Protests, hunger strike and more: the inside scoop on Missouri

Marchers link arms as they walk down Tiger Ave. during the We're Not Afraid march on Nov. 13. Concerned Student 1950, a group combatting racial tension on MU's campus, organized the march. Photo and caption credits: Thomas Oide/Maneater Photo
Marchers link arms as they walk down Tiger Ave. during the “We’re Not Afraid” march on Friday, Nov. 13. Concerned Student 1950, a group combating racial tension on University of Missouri’s campus, organized the march. (Courtesy photo: T. Oide/Maneater)

By Claire Alongi, Staff–

By now, the story of the events that have unfolded on the University of Missouri campus has exploded across newspapers and social media accounts nationwide. And like most explosions, it can be difficult to pick apart the scattered pieces and put together a cohesive story that makes sense from beginning to end.

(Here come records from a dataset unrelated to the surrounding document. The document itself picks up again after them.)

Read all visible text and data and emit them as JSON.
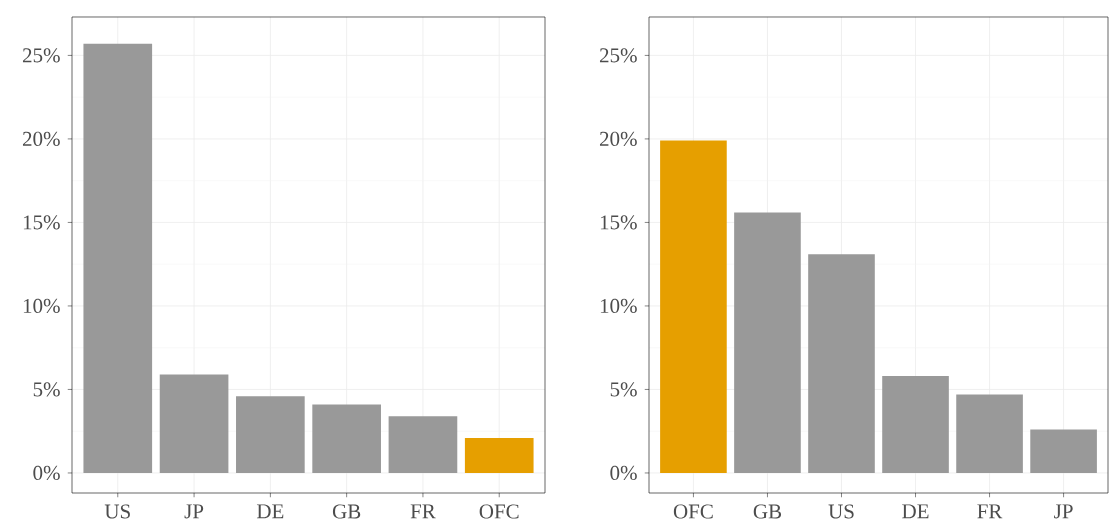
{
  "chart_data": [
    {
      "type": "bar",
      "categories": [
        "US",
        "JP",
        "DE",
        "GB",
        "FR",
        "OFC"
      ],
      "values": [
        25.7,
        5.9,
        4.6,
        4.1,
        3.4,
        2.1
      ],
      "colors": [
        "#999999",
        "#999999",
        "#999999",
        "#999999",
        "#999999",
        "#e69f00"
      ],
      "ylim": [
        -1.2,
        27.3
      ],
      "yticks": [
        {
          "value": 0,
          "label": "0%"
        },
        {
          "value": 5,
          "label": "5%"
        },
        {
          "value": 10,
          "label": "10%"
        },
        {
          "value": 15,
          "label": "15%"
        },
        {
          "value": 20,
          "label": "20%"
        },
        {
          "value": 25,
          "label": "25%"
        }
      ],
      "grid": true
    },
    {
      "type": "bar",
      "categories": [
        "OFC",
        "GB",
        "US",
        "DE",
        "FR",
        "JP"
      ],
      "values": [
        19.9,
        15.6,
        13.1,
        5.8,
        4.7,
        2.6
      ],
      "colors": [
        "#e69f00",
        "#999999",
        "#999999",
        "#999999",
        "#999999",
        "#999999"
      ],
      "ylim": [
        -1.2,
        27.3
      ],
      "yticks": [
        {
          "value": 0,
          "label": "0%"
        },
        {
          "value": 5,
          "label": "5%"
        },
        {
          "value": 10,
          "label": "10%"
        },
        {
          "value": 15,
          "label": "15%"
        },
        {
          "value": 20,
          "label": "20%"
        },
        {
          "value": 25,
          "label": "25%"
        }
      ],
      "grid": true
    }
  ]
}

In fact, the Missouri protests have been gathering steam for months over various issues of race and equal rights. The protesters, now led by a group called Concerned Student 1950, finally gained national attention this past week when their efforts led to the resignation of the University of Missouri President Tim Wolfe, and university chancellor R. Bowen Loftin (Loftin will still remain at the university in a role conducting research).

The Mizzou campus, located in Columbia, Mo., first began to simmer in mid-August when the university revoked health care for graduate students, according to university newspaper The Maneater. The grad students issued demands to the administration, and organized a walkout followed by a rally.

Then, in late September, the first “Racism Lives Here” rally was held. The movement gained momentum, and by October, 11 core members had formed Concerned Student 1950, named for the year the first African American student was admitted to the University of Missouri.

The Missouri football team demonstrated solidarity with Concerned Student 1950 and other protesters when black athletes on the team announced that they would not participate in any activities related to football until Wolfe resigned. Head coach Gary Pinkel supported their decision. After Wolfe’s resignation, the team returned to the field and beat Brigham Young University in the most recent game.

Davis High alumnus Thomas Oide–last year’s print Editor-in-Chief of The HUB–is now a Missouri freshman, and has been reporting on various aspects of the social justice movement from the very beginning for The Maneater.

“When I look back on it, I was one of the first people to write a story when [graduated student] Jonathan Butler announced his hunger strike. I wrote a quick like 400 word blog post […] I was one of the first people to write about the camp-outs. And you know when you’re here experiencing it, it’s kind of weird like, you don’t realize [how big it’s going to be],” Oide said. “I just thought of it as another day at the office.”

One of the factors that has helped the Mizzou movement spread is the use of social media.

“If you look at [hashtags], that’s how all this really blew up, because that’s how they got their message out to all the people on campus who have actually starting joining the movement,” Oide said.

Hashtags like #MizzouHungerStrike climbed the Twitter trending chart after Butler announced that he would go on a hunger strike until President Wolfe resigned.

But as much as social media has helped the cause, it has also hindered it. People who disapprove of Concerned Student 1950 and others behind the movement have also taken to the web to voice their opinions. Social media was responsible for spreading hysteria after a false Ku Klux Klan sighting was posted on Facebook by Missouri Student Body President Payton Head, who has since apologized for the misinformation.

The popular app YikYak also became a source of panic when someone posted this comment: “I’m going to stand my ground tomorrow and shoot every black person I see.”

The YikYak post eventually resulted in the arrest of 19-year-old Hunter Park, who was not even in Columbia at the time of his post.

“Everyone thought it was the football team and the poop swastika [that was drawn in one of the bathrooms of a resident hall] but it was so much more than that, you know?” Oide said of the conflict. “The grad students here had their healthcare rights taken away in August and that’s when Jonathan Butler first started protesting. It’s a lot of different things over the span of two months and really experiences ever since 1950.”

“I can assure a lot of people that this fight certainly isn’t over,” he added.  “And they’re going to continue fighting for equality, but they do realize that’s going to take time.”